New World Comics’ sci-fi/action series, Wynter, takes the constant interconnectivity of modern culture and gives it a futuristic twist: the connection is literally inside people’s heads. While the concept of a sort of brain computer with games and apps initially sounds fun, the Galactic Government pushes the technology to a new level by constantly reminding its citizens how their thoughts, feelings, and reactions match multitudes of others across the galaxy. The futuristic world blames crime and discontent entirely on individuality and the desire to feel special, so everyone’s voice in their heads reminds them how mundane they truly are. Obviously, Liz’s story would be boring if she were fine with the status quo, so our punked-out heroine finds trouble and begins actively trying to be unpredictable to get herself out of it. There’s also a mysterious government operative, a heinous plot to eradicate specialness from the population, and a man known only as Zero-Content who has found a way to fly under the radar despite the pervasive tech culture! There are many layers to the story so far, and it’s hard to predict the plot with only three issues. Obviously, Liz isn’t as ordinary as society would like her to believe, but her exact role is unclear at this point.

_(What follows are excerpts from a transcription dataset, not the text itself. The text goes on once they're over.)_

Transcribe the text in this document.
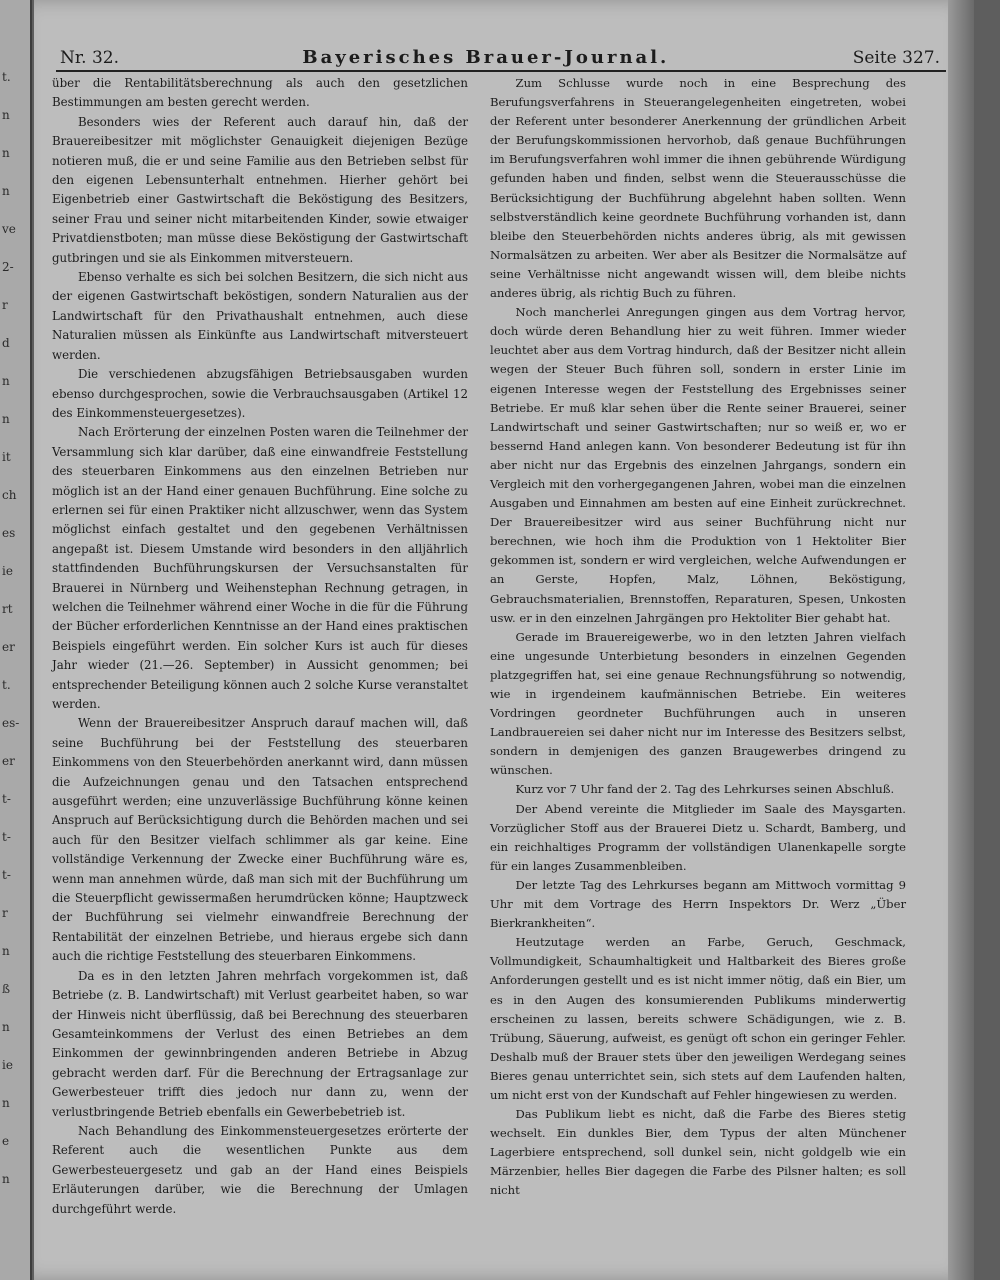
t.
n
n
n
ve
2-
r
d
n
n
it
ch
es
ie
rt
er
t.
es-
er
t-
t-
t-
r
n
ß
n
ie
n
e
n
Nr. 32.	Bayerisches Brauer-Journal.	Seite 327.

über die Rentabilitätsberechnung als auch den gesetzlichen Bestimmungen am besten gerecht werden.

Besonders wies der Referent auch darauf hin, daß der Brauereibesitzer mit möglichster Genauigkeit diejenigen Bezüge notieren muß, die er und seine Familie aus den Betrieben selbst für den eigenen Lebensunterhalt entnehmen. Hierher gehört bei Eigenbetrieb einer Gastwirtschaft die Beköstigung des Besitzers, seiner Frau und seiner nicht mitarbeitenden Kinder, sowie etwaiger Privatdienstboten; man müsse diese Beköstigung der Gastwirtschaft gutbringen und sie als Einkommen mitversteuern.

Ebenso verhalte es sich bei solchen Besitzern, die sich nicht aus der eigenen Gastwirtschaft beköstigen, sondern Naturalien aus der Landwirtschaft für den Privathaushalt entnehmen, auch diese Naturalien müssen als Einkünfte aus Landwirtschaft mitversteuert werden.

Die verschiedenen abzugsfähigen Betriebsausgaben wurden ebenso durchgesprochen, sowie die Verbrauchsausgaben (Artikel 12 des Einkommensteuergesetzes).

Nach Erörterung der einzelnen Posten waren die Teilnehmer der Versammlung sich klar darüber, daß eine einwandfreie Feststellung des steuerbaren Einkommens aus den einzelnen Betrieben nur möglich ist an der Hand einer genauen Buchführung. Eine solche zu erlernen sei für einen Praktiker nicht allzuschwer, wenn das System möglichst einfach gestaltet und den gegebenen Verhältnissen angepaßt ist. Diesem Umstande wird besonders in den alljährlich stattfindenden Buchführungskursen der Versuchsanstalten für Brauerei in Nürnberg und Weihenstephan Rechnung getragen, in welchen die Teilnehmer während einer Woche in die für die Führung der Bücher erforderlichen Kenntnisse an der Hand eines praktischen Beispiels eingeführt werden. Ein solcher Kurs ist auch für dieses Jahr wieder (21.—26. September) in Aussicht genommen; bei entsprechender Beteiligung können auch 2 solche Kurse veranstaltet werden.

Wenn der Brauereibesitzer Anspruch darauf machen will, daß seine Buchführung bei der Feststellung des steuerbaren Einkommens von den Steuerbehörden anerkannt wird, dann müssen die Aufzeichnungen genau und den Tatsachen entsprechend ausgeführt werden; eine unzuverlässige Buchführung könne keinen Anspruch auf Berücksichtigung durch die Behörden machen und sei auch für den Besitzer vielfach schlimmer als gar keine. Eine vollständige Verkennung der Zwecke einer Buchführung wäre es, wenn man annehmen würde, daß man sich mit der Buchführung um die Steuerpflicht gewissermaßen herumdrücken könne; Hauptzweck der Buchführung sei vielmehr einwandfreie Berechnung der Rentabilität der einzelnen Betriebe, und hieraus ergebe sich dann auch die richtige Feststellung des steuerbaren Einkommens.

Da es in den letzten Jahren mehrfach vorgekommen ist, daß Betriebe (z. B. Landwirtschaft) mit Verlust gearbeitet haben, so war der Hinweis nicht überflüssig, daß bei Berechnung des steuerbaren Gesamteinkommens der Verlust des einen Betriebes an dem Einkommen der gewinnbringenden anderen Betriebe in Abzug gebracht werden darf. Für die Berechnung der Ertragsanlage zur Gewerbesteuer trifft dies jedoch nur dann zu, wenn der verlustbringende Betrieb ebenfalls ein Gewerbebetrieb ist.

Nach Behandlung des Einkommensteuergesetzes erörterte der Referent auch die wesentlichen Punkte aus dem Gewerbesteuergesetz und gab an der Hand eines Beispiels Erläuterungen darüber, wie die Berechnung der Umlagen durchgeführt werde.

Zum Schlusse wurde noch in eine Besprechung des Berufungsverfahrens in Steuerangelegenheiten eingetreten, wobei der Referent unter besonderer Anerkennung der gründlichen Arbeit der Berufungskommissionen hervorhob, daß genaue Buchführungen im Berufungsverfahren wohl immer die ihnen gebührende Würdigung gefunden haben und finden, selbst wenn die Steuerausschüsse die Berücksichtigung der Buchführung abgelehnt haben sollten. Wenn selbstverständlich keine geordnete Buchführung vorhanden ist, dann bleibe den Steuerbehörden nichts anderes übrig, als mit gewissen Normalsätzen zu arbeiten. Wer aber als Besitzer die Normalsätze auf seine Verhältnisse nicht angewandt wissen will, dem bleibe nichts anderes übrig, als richtig Buch zu führen.

Noch mancherlei Anregungen gingen aus dem Vortrag hervor, doch würde deren Behandlung hier zu weit führen. Immer wieder leuchtet aber aus dem Vortrag hindurch, daß der Besitzer nicht allein wegen der Steuer Buch führen soll, sondern in erster Linie im eigenen Interesse wegen der Feststellung des Ergebnisses seiner Betriebe. Er muß klar sehen über die Rente seiner Brauerei, seiner Landwirtschaft und seiner Gastwirtschaften; nur so weiß er, wo er bessernd Hand anlegen kann. Von besonderer Bedeutung ist für ihn aber nicht nur das Ergebnis des einzelnen Jahrgangs, sondern ein Vergleich mit den vorhergegangenen Jahren, wobei man die einzelnen Ausgaben und Einnahmen am besten auf eine Einheit zurückrechnet. Der Brauereibesitzer wird aus seiner Buchführung nicht nur berechnen, wie hoch ihm die Produktion von 1 Hektoliter Bier gekommen ist, sondern er wird vergleichen, welche Aufwendungen er an Gerste, Hopfen, Malz, Löhnen, Beköstigung, Gebrauchsmaterialien, Brennstoffen, Reparaturen, Spesen, Unkosten usw. er in den einzelnen Jahrgängen pro Hektoliter Bier gehabt hat.

Gerade im Brauereigewerbe, wo in den letzten Jahren vielfach eine ungesunde Unterbietung besonders in einzelnen Gegenden platzgegriffen hat, sei eine genaue Rechnungsführung so notwendig, wie in irgendeinem kaufmännischen Betriebe. Ein weiteres Vordringen geordneter Buchführungen auch in unseren Landbrauereien sei daher nicht nur im Interesse des Besitzers selbst, sondern in demjenigen des ganzen Braugewerbes dringend zu wünschen.

Kurz vor 7 Uhr fand der 2. Tag des Lehrkurses seinen Abschluß.

Der Abend vereinte die Mitglieder im Saale des Maysgarten. Vorzüglicher Stoff aus der Brauerei Dietz u. Schardt, Bamberg, und ein reichhaltiges Programm der vollständigen Ulanenkapelle sorgte für ein langes Zusammenbleiben.

Der letzte Tag des Lehrkurses begann am Mittwoch vormittag 9 Uhr mit dem Vortrage des Herrn Inspektors Dr. Werz „Über Bierkrankheiten“.

Heutzutage werden an Farbe, Geruch, Geschmack, Vollmundigkeit, Schaumhaltigkeit und Haltbarkeit des Bieres große Anforderungen gestellt und es ist nicht immer nötig, daß ein Bier, um es in den Augen des konsumierenden Publikums minderwertig erscheinen zu lassen, bereits schwere Schädigungen, wie z. B. Trübung, Säuerung, aufweist, es genügt oft schon ein geringer Fehler. Deshalb muß der Brauer stets über den jeweiligen Werdegang seines Bieres genau unterrichtet sein, sich stets auf dem Laufenden halten, um nicht erst von der Kundschaft auf Fehler hingewiesen zu werden.

Das Publikum liebt es nicht, daß die Farbe des Bieres stetig wechselt. Ein dunkles Bier, dem Typus der alten Münchener Lagerbiere entsprechend, soll dunkel sein, nicht goldgelb wie ein Märzenbier, helles Bier dagegen die Farbe des Pilsner halten; es soll nicht
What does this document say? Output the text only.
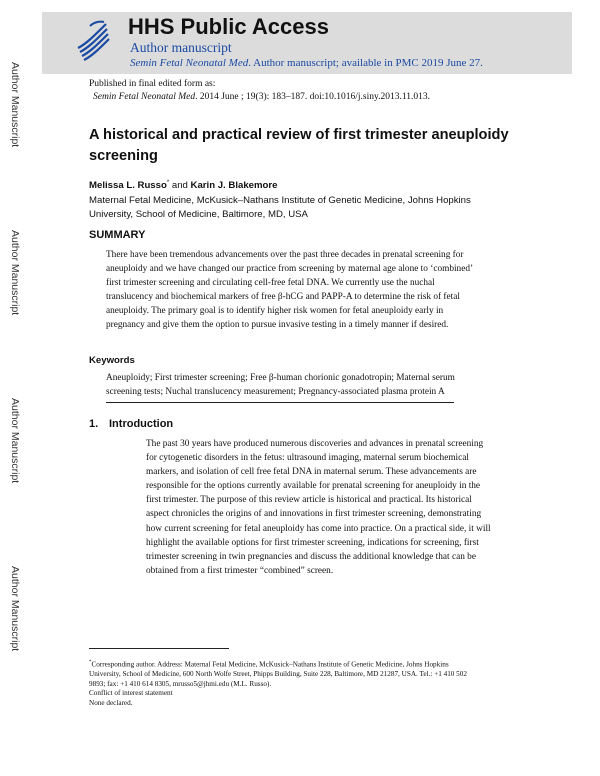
Author Manuscript
Author Manuscript
Author Manuscript
Author Manuscript
HHS Public Access
Author manuscript
Semin Fetal Neonatal Med. Author manuscript; available in PMC 2019 June 27.
Published in final edited form as:
Semin Fetal Neonatal Med. 2014 June ; 19(3): 183–187. doi:10.1016/j.siny.2013.11.013.
A historical and practical review of first trimester aneuploidy
screening
Melissa L. Russo* and Karin J. Blakemore
Maternal Fetal Medicine, McKusick–Nathans Institute of Genetic Medicine, Johns Hopkins
University, School of Medicine, Baltimore, MD, USA
SUMMARY
There have been tremendous advancements over the past three decades in prenatal screening for
aneuploidy and we have changed our practice from screening by maternal age alone to ‘combined’
first trimester screening and circulating cell-free fetal DNA. We currently use the nuchal
translucency and biochemical markers of free β-hCG and PAPP-A to determine the risk of fetal
aneuploidy. The primary goal is to identify higher risk women for fetal aneuploidy early in
pregnancy and give them the option to pursue invasive testing in a timely manner if desired.
Keywords
Aneuploidy; First trimester screening; Free β-human chorionic gonadotropin; Maternal serum
screening tests; Nuchal translucency measurement; Pregnancy-associated plasma protein A
1. Introduction
The past 30 years have produced numerous discoveries and advances in prenatal screening
for cytogenetic disorders in the fetus: ultrasound imaging, maternal serum biochemical
markers, and isolation of cell free fetal DNA in maternal serum. These advancements are
responsible for the options currently available for prenatal screening for aneuploidy in the
first trimester. The purpose of this review article is historical and practical. Its historical
aspect chronicles the origins of and innovations in first trimester screening, demonstrating
how current screening for fetal aneuploidy has come into practice. On a practical side, it will
highlight the available options for first trimester screening, indications for screening, first
trimester screening in twin pregnancies and discuss the additional knowledge that can be
obtained from a first trimester “combined” screen.
*Corresponding author. Address: Maternal Fetal Medicine, McKusick–Nathans Institute of Genetic Medicine, Johns Hopkins
University, School of Medicine, 600 North Wolfe Street, Phipps Building, Suite 228, Baltimore, MD 21287, USA. Tel.: +1 410 502
9893; fax: +1 410 614 8305, mrusso5@jhmi.edu (M.L. Russo).
Conflict of interest statement
None declared.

On the first read, I wasn’t entirely sold on Liz as a protagonist, since her angry, punk persona felt too cliché; however, when I took a second look at all three issues, I saw a strong young woman desperately fighting to grow in a society where she was perpetually shut down. Liz had an artistic soul that struggled with the knowledge that she was destined to be ordinary and unspecial. In another time and place, she would create great art or music or writing that would touch the souls of other disenfranchised teens, but with Computer Liz in her head reminding how many other people have shared her thoughts, where was the incentive for Corporeal Liz create? The cover of Issue #1 made me hopeful that Liz was a woman of color, but her skin tone varies throughout the issues. Given the story doesn’t take place on Earth, I think Liz can be anything, and I suspect she may be a genetic mix of several races.
Wynter’s artwork is stunning in the first three issues, and while it isn’t always technically perfect, the water color look won me over. Most of the detail is saved for the characters rather than environments or backgrounds, but it works. There’s just enough of a hint of futuristic technology to keep everyone happy, and I can safely say I’ve never seen a protagonist quite like Liz Wynter. The art gets extra points for Liz’s clothing looking like something people could actually wear!
Overall, I enjoyed the first three issues of Wynter, but I’m not entirely ready to commit myself to being a fan. There’s a lot of potential for a fascinating story, though, and I have loads of questions about Liz, Quell, and the apparent evil of the Galactic Government. Will they be answered? I guess I’ll just have to wait for the upcoming issues to find out!